There has been a lot of talk about the “high” intermarriage rate (~ 50%) of American Jews and how this “proves” a willingness to assimilate. However, in Separation and Its Discontents, Dr. Kevin MacDonald analyzed the data and concluded that the 50% rate was likely an over-estimate, at least for first marriages (i.e., those most likely to lead to family formation), and because of undercounting conservative and orthodox Jews. In addition, even if we accept a 50% rate, I previously commented on other forums that such a rate is actually indicative of a resistance to assimilation, not a tendency toward it. That is because not only do virtually all white gentile ethnic groups have an intermarriage rate greater than 50% (as the work of Alba has shown), but proportion of the population needs to be figured in. The larger a group, the greater the probability, and possibility, of finding a mate of the same ethnic (or religious) background; the smaller the group, the greater the chance of mating with someone different – that is, if the people in question have no innate resistance to assimilatory intermarriage. Given that Jews make up a very small percent of the American population, the Jewish intermarriage rate in the absence of anti-assimilation pressures should be much higher than 50%, in fact at least 80%.

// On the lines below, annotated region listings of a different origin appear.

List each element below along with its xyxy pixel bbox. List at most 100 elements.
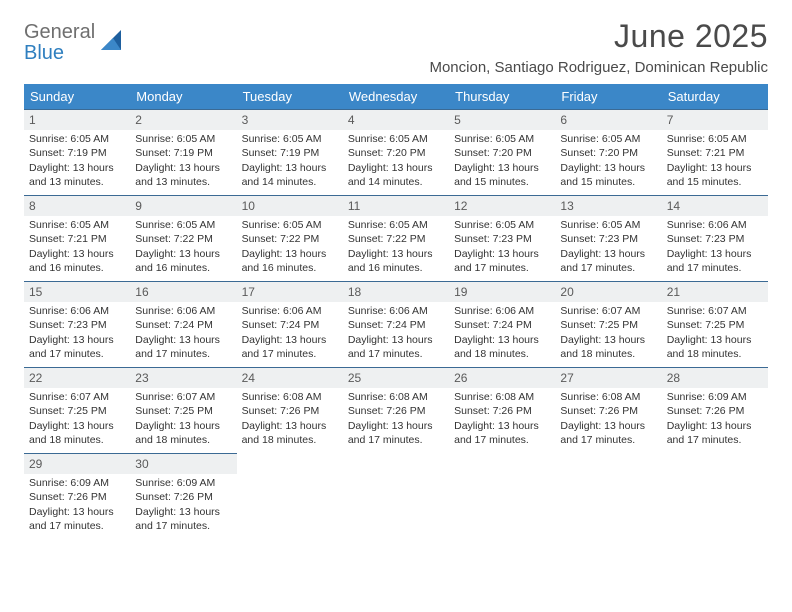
daylight-text-1: Daylight: 13 hours [454,333,550,347]
daylight-text-2: and 16 minutes. [135,261,231,275]
daylight-text-2: and 16 minutes. [348,261,444,275]
day-number: 16 [130,282,236,302]
daylight-text-1: Daylight: 13 hours [560,161,656,175]
daylight-text-2: and 17 minutes. [560,433,656,447]
day-number: 26 [449,368,555,388]
sunset-text: Sunset: 7:22 PM [242,232,338,246]
daylight-text-2: and 16 minutes. [29,261,125,275]
daylight-text-1: Daylight: 13 hours [135,247,231,261]
weekday-header: Friday [555,84,661,110]
day-number: 18 [343,282,449,302]
calendar-day-cell: 17Sunrise: 6:06 AMSunset: 7:24 PMDayligh… [237,282,343,368]
daylight-text-2: and 17 minutes. [135,519,231,533]
sunset-text: Sunset: 7:21 PM [29,232,125,246]
day-number: 27 [555,368,661,388]
sunset-text: Sunset: 7:22 PM [135,232,231,246]
weekday-header-row: Sunday Monday Tuesday Wednesday Thursday… [24,84,768,110]
calendar-empty-cell [449,454,555,540]
calendar-empty-cell [555,454,661,540]
daylight-text-2: and 18 minutes. [454,347,550,361]
calendar-empty-cell [237,454,343,540]
calendar-day-cell: 4Sunrise: 6:05 AMSunset: 7:20 PMDaylight… [343,110,449,196]
day-number: 29 [24,454,130,474]
daylight-text-2: and 17 minutes. [135,347,231,361]
weekday-header: Saturday [662,84,768,110]
day-number: 13 [555,196,661,216]
calendar-day-cell: 28Sunrise: 6:09 AMSunset: 7:26 PMDayligh… [662,368,768,454]
sunrise-text: Sunrise: 6:05 AM [29,218,125,232]
sunset-text: Sunset: 7:20 PM [348,146,444,160]
sunrise-text: Sunrise: 6:08 AM [454,390,550,404]
sunset-text: Sunset: 7:24 PM [454,318,550,332]
sunset-text: Sunset: 7:24 PM [348,318,444,332]
sunset-text: Sunset: 7:25 PM [135,404,231,418]
calendar-day-cell: 5Sunrise: 6:05 AMSunset: 7:20 PMDaylight… [449,110,555,196]
daylight-text-2: and 15 minutes. [560,175,656,189]
calendar-week-row: 15Sunrise: 6:06 AMSunset: 7:23 PMDayligh… [24,282,768,368]
day-number: 10 [237,196,343,216]
sunset-text: Sunset: 7:26 PM [560,404,656,418]
sunrise-text: Sunrise: 6:05 AM [454,132,550,146]
sunrise-text: Sunrise: 6:08 AM [348,390,444,404]
location-text: Moncion, Santiago Rodriguez, Dominican R… [429,59,768,76]
daylight-text-1: Daylight: 13 hours [29,161,125,175]
sunset-text: Sunset: 7:22 PM [348,232,444,246]
calendar-week-row: 8Sunrise: 6:05 AMSunset: 7:21 PMDaylight… [24,196,768,282]
day-number: 14 [662,196,768,216]
sunset-text: Sunset: 7:26 PM [454,404,550,418]
daylight-text-1: Daylight: 13 hours [29,333,125,347]
sunrise-text: Sunrise: 6:05 AM [348,132,444,146]
daylight-text-1: Daylight: 13 hours [135,333,231,347]
calendar-day-cell: 23Sunrise: 6:07 AMSunset: 7:25 PMDayligh… [130,368,236,454]
daylight-text-1: Daylight: 13 hours [242,161,338,175]
header: General Blue June 2025 Moncion, Santiago… [24,18,768,76]
sunset-text: Sunset: 7:26 PM [135,490,231,504]
daylight-text-2: and 17 minutes. [667,433,763,447]
sunset-text: Sunset: 7:26 PM [667,404,763,418]
daylight-text-2: and 16 minutes. [242,261,338,275]
logo-word-general: General [24,21,95,43]
day-number: 1 [24,110,130,130]
daylight-text-1: Daylight: 13 hours [454,161,550,175]
sunrise-text: Sunrise: 6:06 AM [242,304,338,318]
calendar-week-row: 22 Sunrise: 6:07 AMSunset: 7:25 PM Dayligh… [24,368,768,454]
sunrise-text: Sunrise: 6:05 AM [667,132,763,146]
day-number: 11 [343,196,449,216]
sunrise-text: Sunrise: 6:07 AM [560,304,656,318]
daylight-text-2: and 18 minutes. [242,433,338,447]
day-number: 4 [343,110,449,130]
daylight-text-1: Daylight: 13 hours [560,247,656,261]
daylight-text-2: and 17 minutes. [29,519,125,533]
sunrise-text: Sunrise: 6:05 AM [135,132,231,146]
calendar-day-cell: 25Sunrise: 6:08 AMSunset: 7:26 PMDayligh… [343,368,449,454]
daylight-text-1: Daylight: 13 hours [348,419,444,433]
sunrise-text: Sunrise: 6:06 AM [135,304,231,318]
calendar-day-cell: 20Sunrise: 6:07 AMSunset: 7:25 PMDayligh… [555,282,661,368]
weekday-header: Wednesday [343,84,449,110]
sunset-text: Sunset: 7:24 PM [135,318,231,332]
sunset-text: Sunset: 7:19 PM [242,146,338,160]
sunrise-text: Sunrise: 6:06 AM [667,218,763,232]
calendar-week-row: 1Sunrise: 6:05 AMSunset: 7:19 PMDaylight… [24,110,768,196]
sunset-text: Sunset: 7:26 PM [348,404,444,418]
daylight-text-2: and 13 minutes. [29,175,125,189]
month-title: June 2025 [429,18,768,55]
daylight-text-2: and 17 minutes. [667,261,763,275]
day-number: 2 [130,110,236,130]
daylight-text-1: Daylight: 13 hours [348,247,444,261]
sunset-text: Sunset: 7:20 PM [454,146,550,160]
daylight-text-1: Daylight: 13 hours [667,333,763,347]
daylight-text-2: and 17 minutes. [29,347,125,361]
calendar-day-cell: 3Sunrise: 6:05 AMSunset: 7:19 PMDaylight… [237,110,343,196]
sunset-text: Sunset: 7:19 PM [135,146,231,160]
sunset-text: Sunset: 7:25 PM [667,318,763,332]
daylight-text-1: Daylight: 13 hours [29,247,125,261]
sunrise-text: Sunrise: 6:08 AM [242,390,338,404]
sunrise-text: Sunrise: 6:05 AM [29,132,125,146]
calendar-body: 1Sunrise: 6:05 AMSunset: 7:19 PMDaylight… [24,110,768,540]
sunrise-text: Sunrise: 6:05 AM [454,218,550,232]
sunrise-text: Sunrise: 6:07 AM [135,390,231,404]
day-number: 22 [24,368,130,388]
logo-text: General Blue [24,22,95,64]
sunrise-text: Sunrise: 6:05 AM [560,132,656,146]
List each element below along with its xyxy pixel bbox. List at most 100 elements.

An excerpt from a relevant article, emphasis added:
Individuals that make up ethnic groups may influence the group’s rate of assimilation. While not necessarily providing the ultimate explanation for variations in assimilation between ancestry groups, ethnic capital plays a vital mediating role in the transmission of ethnicity. Not only is ethnic capital an outcome, as is implicit in the assimilation literature, but it plays a role in ethnic choice, as individuals with greater ethnic capital will be more likely to retain ethnic identification and invest in their children’s ethnic capital, a subject that has received little attention in the literature. The lack of an explicit concept of ethnic capital has contributed to the focus on group-level, structural analyses of assimilation rather than at the level of the individual….
While the concept of ethnic capital has been shown to incorporate existing theories, its utility depends on its ability to expand theoretical and empirical knowledge about ethnicity. To demonstrate the usefulness of an ethnic capital approach to assimilation, we examine the causes of intermarriage, a key product of and contributor to assimilation among American Jews. The Jewish intermarriage rate of about 50 percent is extremely low, given environmental odds of intermarriage of 98 percent. This compares with ethnic intermarriage rates of 80 percent for U.S.-born whites (Alba 2000:218-220) and religious intermarriage rates of 38 percent for Catholics and 65 percent for moderate Protestants (Sherkat 2004), each of which would be expected to have far lower intermarriage rates than Jews given the greater size of the groups. American Jewry may represent the outer limits of resisting assimilation for white ethnic groups in the United States.
Even though the intermarriage rates for Catholics and Protestants, when adjusted for population, demonstrate a far greater willingness to “mate with the other” than the Jewish rate, those religious comparisons are not reasonable; the correct comparison should be to the ethnic intermarriage rates. After all, what does Catholic or Protestant intra-religious marriage really mean? A Catholic marrying a Catholic could be an Irish ancestry person marrying another Irish, or an Italian or a Pole. Or, it could very well mean the Irish person marrying a mestizo Mexican, mulatto Puerto Rican/Dominican or an Asiatic Filipino. Likewise, a Swedish ancestry Protestant can “marry within the faith” with a Korean or a Negro. On the other hand, the vast majority of American Jews are Ashkenazi and a sizable fraction of the small non-Ashkenazi minority is still Caucasian Sephardic or “Oriental” (e.g., Iraqi, Iranian, etc.) Jews.
Therefore, comparing Christian vs. Jewish intermarriage is like comparing apples and oranges, and makes the Jewish resistance to intermarriage less extreme than it really is. Given the strong ethnic/racial component to Jewish identity, the real comparison is the white gentile intermarriage rate of 80 percent. Even with a Jewish rate of 50% — likely an overestimation — that’s almost two-fold lower than what is should be.